Actual creature sizes go from 1 (small insect vermin) to 200,000,000 (giant sperm whales, the largest creature in the game). See List of creatures by adult size for details. The average size set for a dwarf is 3000, 15000, and 60000, the size of a baby, child and adult respectively.
Sample list of creature sizes
Name | Size at birth | Size at maturity | Notes |
---|---|---|---|
Adder | 15 | 150 | Smallest (non-vermin) creature |
Rabbit | 50 | 500 | Smallest domestic animal |
Cat | 500 | 5000 | |
Kobold | 1000 | 20000 | |
Dwarf | 3000 | 60000 | |
Deer | 14000 | 140000 | |
Giant eagle | 7981.4 | 228040 | Smallest giant creature |
Polar bear | 40000 | 400000 | |
Water buffalo | 100000 | 1000000 | Largest domestic creature |
Rhinoceros | 300000 | 3000000 | |
Elephant | 500000 | 5000000 | Largest natural land-based creature |
Cave dragon | 6000 | 15000000 | Largest cavernous creature |
Sperm whale | 500000 | 25000000 | Largest natural creature |
Dragon | 6000 | 25000000 | Largest megabeast |
Giant elephant | 4000000 | 40000000 | Largest land-based creature |
Giant sperm whale | 4000000 | 150000000 | Largest creature, period |
Mechanics
- Constructed items: Item definition files for industry-crafted items are specific to various classes of items: for instance, ammo has its own ammo definition tokens, as does armor, as do tools, and so on. A [SIZE] token is a field required in all of these definitions.
Bars lack a defined size token in the raws. They have a size of 600 cm3, which can be deduced from the equation listed above using their weight and the densities of their corresponding materials. This is consistent with 5 bars fitting inside a 3000-capacity bin. The dimensionless unit of '150' products per bar, primarily of use for soap, suggests that each use of soap should diminish the size of the item by 4cm3 (i.e. 600cm3/150). Whether this is true is currently untested.[Verify]
- Inorganic items: Stones, gems, and ores appear to have a default, hard-coded size that is applied to all items of that class; thus there is no direct inorganic material definition token for it.

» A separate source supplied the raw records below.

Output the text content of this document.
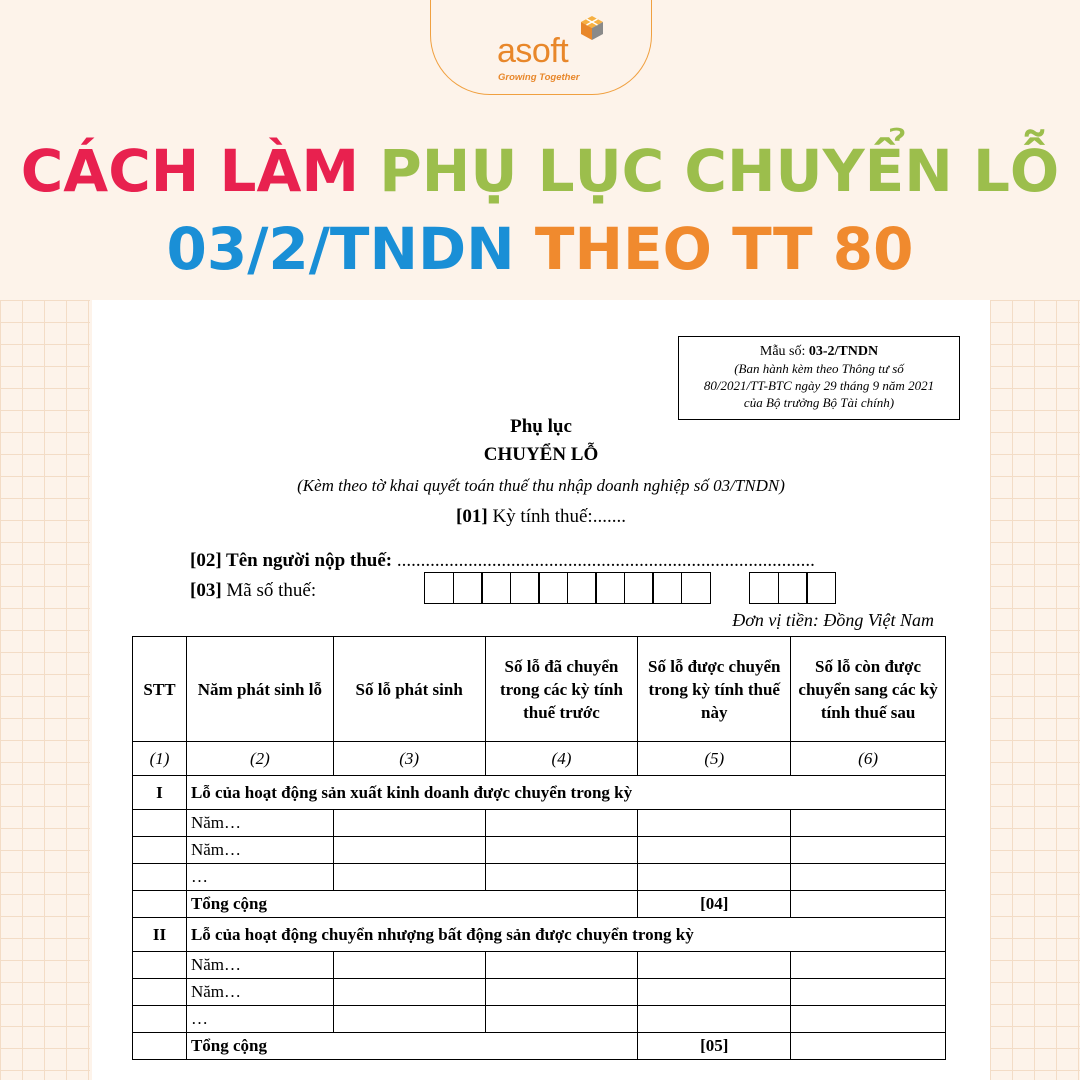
asoft
Growing Together
CÁCH LÀM PHỤ LỤC CHUYỂN LỖ
03/2/TNDN THEO TT 80
Mẫu số: 03-2/TNDN
(Ban hành kèm theo Thông tư số
80/2021/TT-BTC ngày 29 tháng 9 năm 2021
của Bộ trưởng Bộ Tài chính)
Phụ lục
CHUYỂN LỖ
(Kèm theo tờ khai quyết toán thuế thu nhập doanh nghiệp số 03/TNDN)
[01] Kỳ tính thuế:.......
[02] Tên người nộp thuế: ........................................................................................
[03] Mã số thuế:
Đơn vị tiền: Đồng Việt Nam
STT	Năm phát sinh lỗ	Số lỗ phát sinh	Số lỗ đã chuyển trong các kỳ tính thuế trước	Số lỗ được chuyển trong kỳ tính thuế này	Số lỗ còn được chuyển sang các kỳ tính thuế sau
(1)	(2)	(3)	(4)	(5)	(6)
I	Lỗ của hoạt động sản xuất kinh doanh được chuyển trong kỳ				
	Năm…				
	Năm…				
	…				
	Tổng cộng			[04]	
II	Lỗ của hoạt động chuyển nhượng bất động sản được chuyển trong kỳ				
	Năm…				
	Năm…				
	…				
	Tổng cộng			[05]	
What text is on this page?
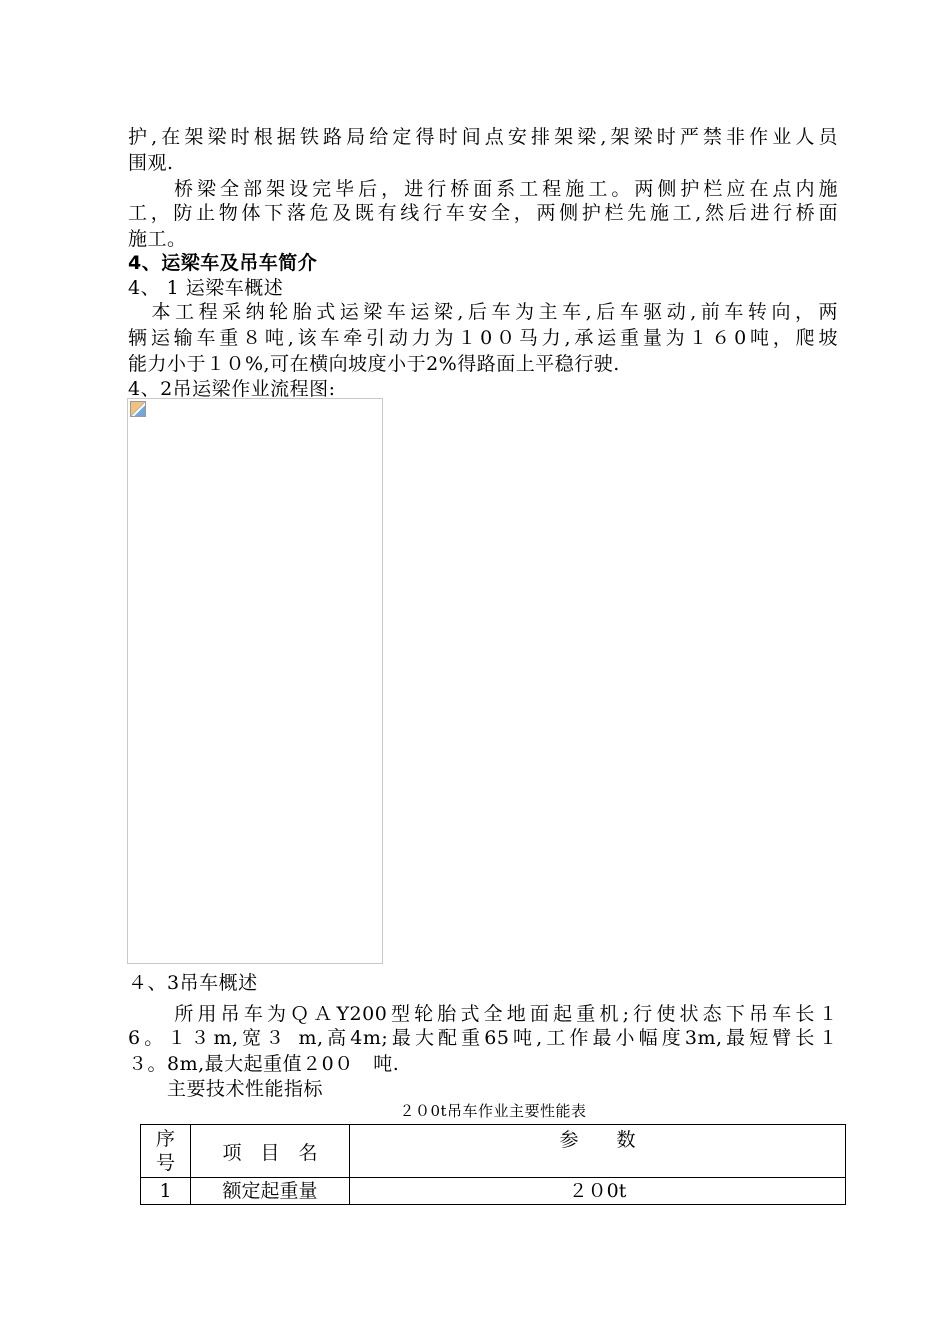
护,在架梁时根据铁路局给定得时间点安排架梁,架梁时严禁非作业人员
围观.
　　桥梁全部架设完毕后，进行桥面系工程施工。两侧护栏应在点内施
工，防止物体下落危及既有线行车安全，两侧护栏先施工,然后进行桥面
施工。
4、运梁车及吊车简介
4、 1 运梁车概述
　本工程采纳轮胎式运梁车运梁,后车为主车,后车驱动,前车转向，两
辆运输车重８吨,该车牵引动力为１0０马力,承运重量为１６0吨，爬坡
能力小于１０%,可在横向坡度小于2%得路面上平稳行驶.
4、2吊运梁作业流程图:
４、3吊车概述
　　所用吊车为ＱＡY200型轮胎式全地面起重机;行使状态下吊车长１
6。１３m,宽３ m,高4m;最大配重65吨,工作最小幅度3m,最短臂长１
３。8m,最大起重值２0０　吨.
　　主要技术性能指标
２０0t吊车作业主要性能表
序
号	项　目　名	参　　数
1	额定起重量	２０0t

- Plants: There is no size plant token.
- Buildings: The [DIM:#:#] building token defines the by-tile size of a workshop or building.
- Creatures: The creature token version of [SIZE] is the [BODY_SIZE:#:#:#] token, which accepts three variables. The first number is age in years; the second additional age is in days. The third number is its size in cm3. Multiple ages and multiple [BODY_SIZE] tokens are used to constrain a creature's age-based growth pattern and final size. Genetics is accounted for by a [BODY_APPEARANCE_MODIFIER] token tagged for LENGTH and/or HEIGHT. For instance, genetic variance in the anaconda is defined so: [BODY_APPEARANCE_MODIFIER:LENGTH:90:95:98:100:102:105:110]. Each interval value is genetically inherited, and each interval value has an equal chance of occurring; the numbers are the percentage of the base size a creature in the interval will be.